Uzbek authorities briefly imprisoned two other journalists in 2009. In February, a court in eastern Uzbekistan sentenced independent journalist Kushodbek Usmon to six months in jail on criminal charges of defamation and insult after he published an article critical of local police, Voice of Freedom said. After his release in July, Usmon told RFE/RL that he had been tortured in prison. In August, Uzbek border guards detained Shukhrat Shodiyev, a Tajik reporter who had contributed to the Dushanbe-based news agency Asia Plus and to Ferghana. Authorities took Shodiyev from a train after they found his press card, Tajik-language newspapers, a copy of the Quran, and compact discs with Chechen music, he later told Ferghana. He told Ferghana he was questioned at length about his work as a journalist and the reasons for a trip he had just taken to Chechnya. Shodiyev was freed in September as part of a presidential amnesty.

Less fortunate were the seven writers and editors still held when CPJ conducted its annual worldwide census of imprisoned journalists on December 1. CPJ research shows that the Karimov regime has been a persistent jailer of journalists throughout the decade. In one case, authorities forced a freelance reporter—Dzhamshid Karimov, the president’s nephew—into a psychiatric hospital without a court order or medical diagnosis. Regional authorities snatched Karimov from the street in his hometown of Jizzakh in September 2006, and continued to hold him in a ward in Samarkand, sources told CPJ.

Despite this ongoing repression, the European Union lifted an arms embargo imposed in 2005 after Uzbek government troops killed hundreds of protesters in the eastern city of Andijan.
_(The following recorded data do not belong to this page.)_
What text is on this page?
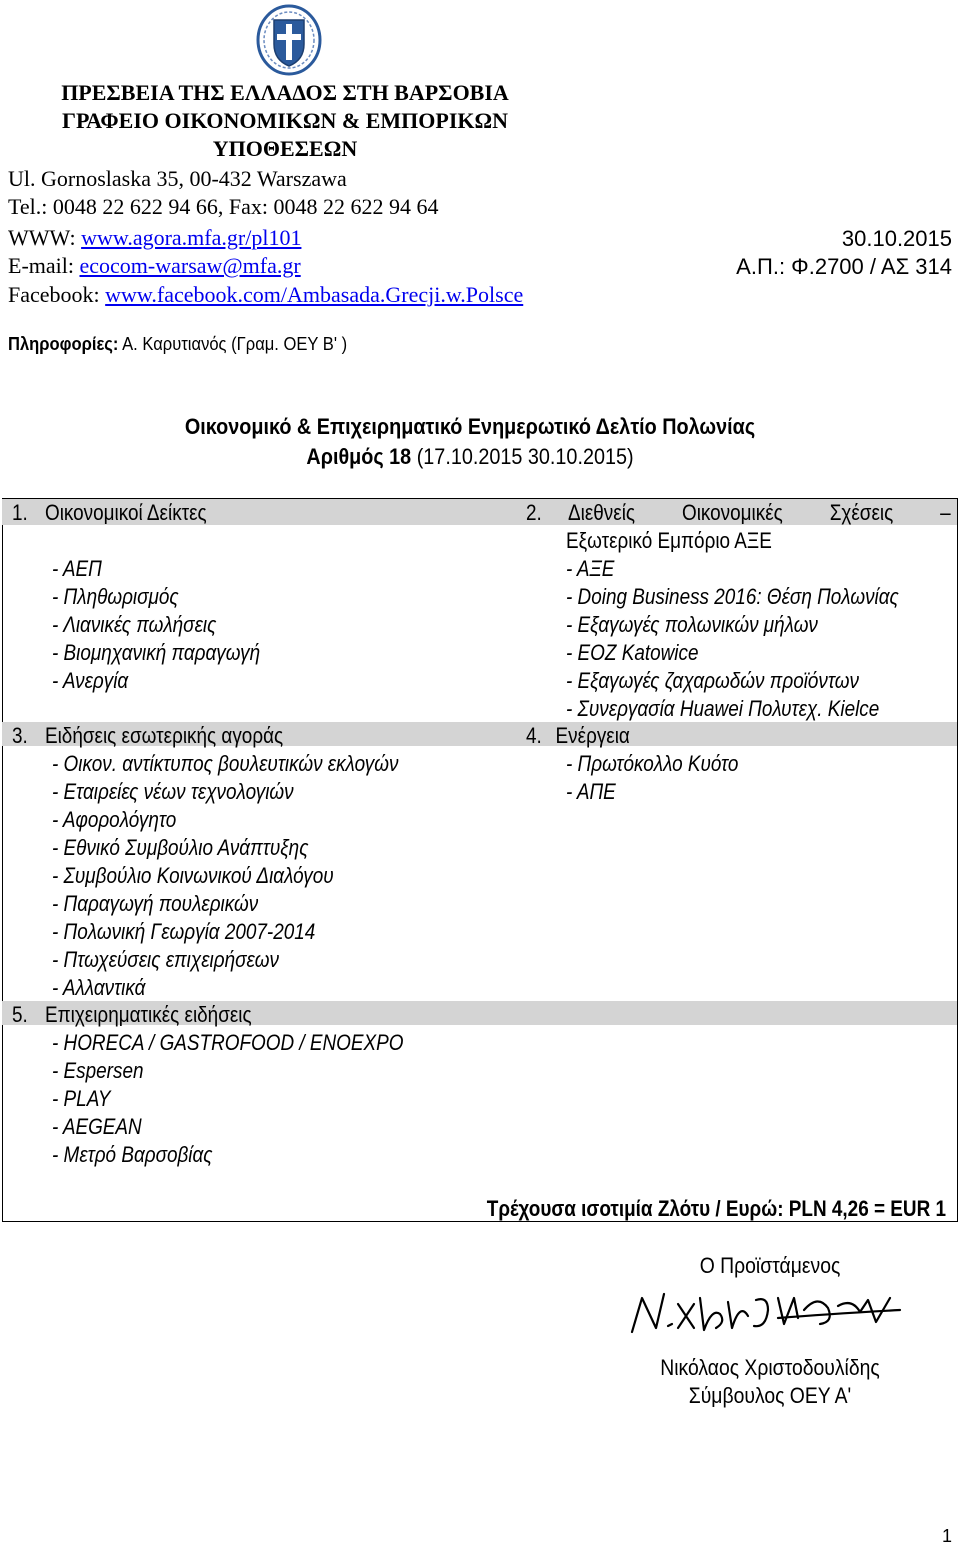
ΠΡΕΣΒΕΙΑ ΤΗΣ ΕΛΛΑΔΟΣ ΣΤΗ ΒΑΡΣΟΒΙΑ
ΓΡΑΦΕΙΟ ΟΙΚΟΝΟΜΙΚΩΝ & ΕΜΠΟΡΙΚΩΝ
ΥΠΟΘΕΣΕΩΝ
Ul. Gornoslaska 35, 00-432 Warszawa
Tel.: 0048 22 622 94 66, Fax: 0048 22 622 94 64
WWW: www.agora.mfa.gr/pl101
E-mail: ecocom-warsaw@mfa.gr
Facebook: www.facebook.com/Ambasada.Grecji.w.Polsce
30.10.2015
Α.Π.: Φ.2700 / ΑΣ 314
Πληροφορίες: Α. Καρυτιανός (Γραμ. ΟΕΥ Β' )
Οικονομικό & Επιχειρηματικό Ενημερωτικό Δελτίο Πολωνίας
Αριθμός 18 (17.10.2015 30.10.2015)
1. Οικονομικοί Δείκτες
- ΑΕΠ
- Πληθωρισμός
- Λιανικές πωλήσεις
- Βιομηχανική παραγωγή
- Ανεργία
2. Διεθνείς Οικονομικές Σχέσεις –
Εξωτερικό Εμπόριο ΑΞΕ
- ΑΞΕ
- Doing Business 2016: Θέση Πολωνίας
- Εξαγωγές πολωνικών μήλων
- ΕΟΖ Katowice
- Εξαγωγές ζαχαρωδών προϊόντων
- Συνεργασία Huawei Πολυτεχ. Kielce
3. Ειδήσεις εσωτερικής αγοράς
- Οικον. αντίκτυπος βουλευτικών εκλογών
- Εταιρείες νέων τεχνολογιών
- Αφορολόγητο
- Εθνικό Συμβούλιο Ανάπτυξης
- Συμβούλιο Κοινωνικού Διαλόγου
- Παραγωγή πουλερικών
- Πολωνική Γεωργία 2007-2014
- Πτωχεύσεις επιχειρήσεων
- Αλλαντικά
4. Ενέργεια
- Πρωτόκολλο Κυότο
- ΑΠΕ
5. Επιχειρηματικές ειδήσεις
- HORECA / GASTROFOOD / ENOEXPO
- Espersen
- PLAY
- AEGEAN
- Μετρό Βαρσοβίας
Τρέχουσα ισοτιμία Ζλότυ / Ευρώ: PLN 4,26 = EUR 1
Ο Προϊστάμενος
Νικόλαος Χριστοδουλίδης
Σύμβουλος ΟΕΥ Α'
1
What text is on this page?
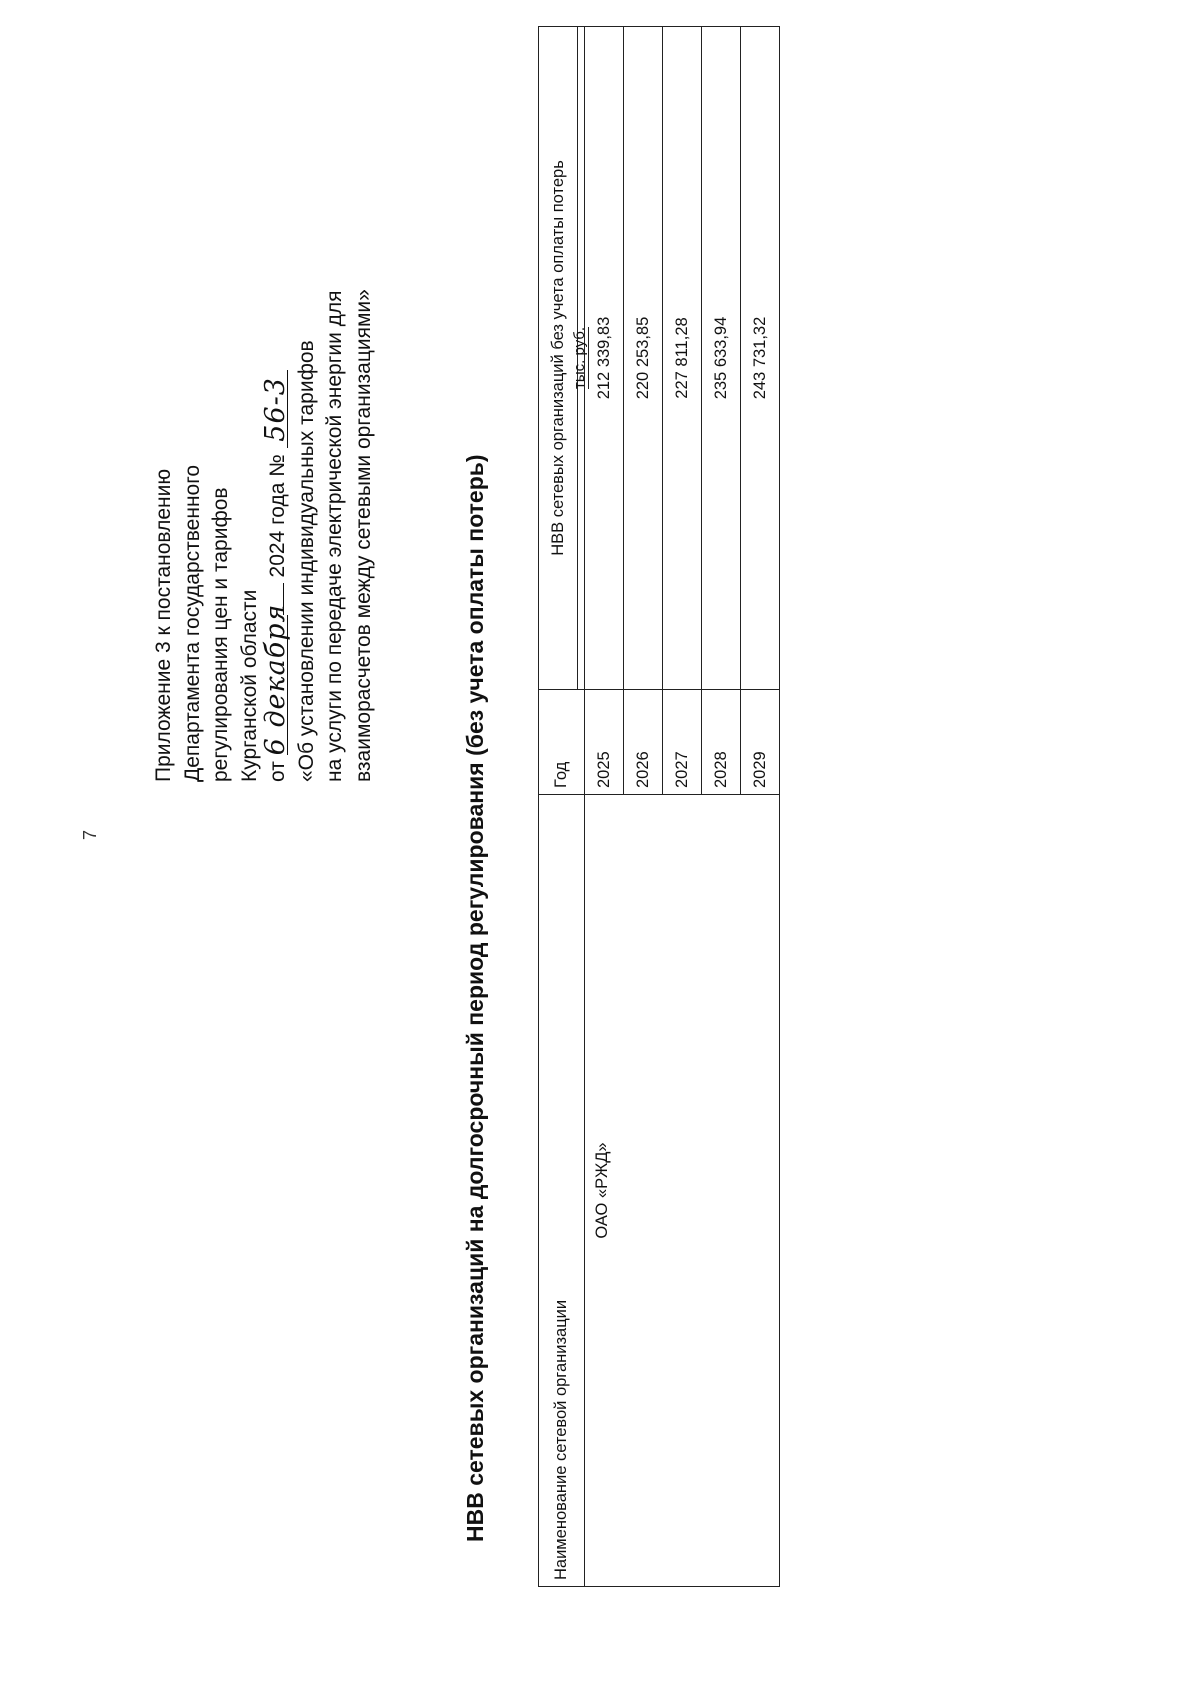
7
Приложение 3 к постановлению Департамента государственного регулирования цен и тарифов Курганской области от 6 декабря 2024 года № 56-3 «Об установлении индивидуальных тарифов на услуги по передаче электрической энергии для взаиморасчетов между сетевыми организациями»	НВВ сетевых организаций на долгосрочный период регулирования (без учета оплаты потерь)	Наименование сетевой организации	Год	НВВ сетевых организаций без учета оплаты потерь
		тыс. руб.
ОАО «РЖД»	2025	212 339,83
	2026	220 253,85
	2027	227 811,28
	2028	235 633,94
	2029	243 731,32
The EU said authorities had made some progress on human rights—releasing some jailed political prisoners and introducing habeas corpus rights—but its October decision appeared to be based largely on geopolitical realities. EU officials apparently saw diminishing value in isolating the Karimov regime. Uzbekistan has vast oil and gas reserves—and markets in Russia and China, where leaders valued the natural resources more than Uzbekistan’s human rights record.

In talks with the EU, Uzbek diplomats had aggressively defended their country’s policies, suggesting that the constitution ensures human rights, RFE/RL reported. International rights activists criticized the EU’s decision. “The EU has effectively abandoned the cause of human rights in Uzbekistan,” Human Rights Watch said in a statement.

No journalists were killed in Uzbekistan, although a number of regional reporters and rights defenders suspected that Uzbek state agents were behind the 2007 slaying of editor Alisher Saipov in the Kyrgyzstan border town of Osh. Saipov, an ethnic Uzbek, had fiercely criticized human rights violations in Uzbekistan. The case remained unsolved, although officials in Kyrgyzstan said in 2009 that Uzbek security agents had nothing to do with the murder.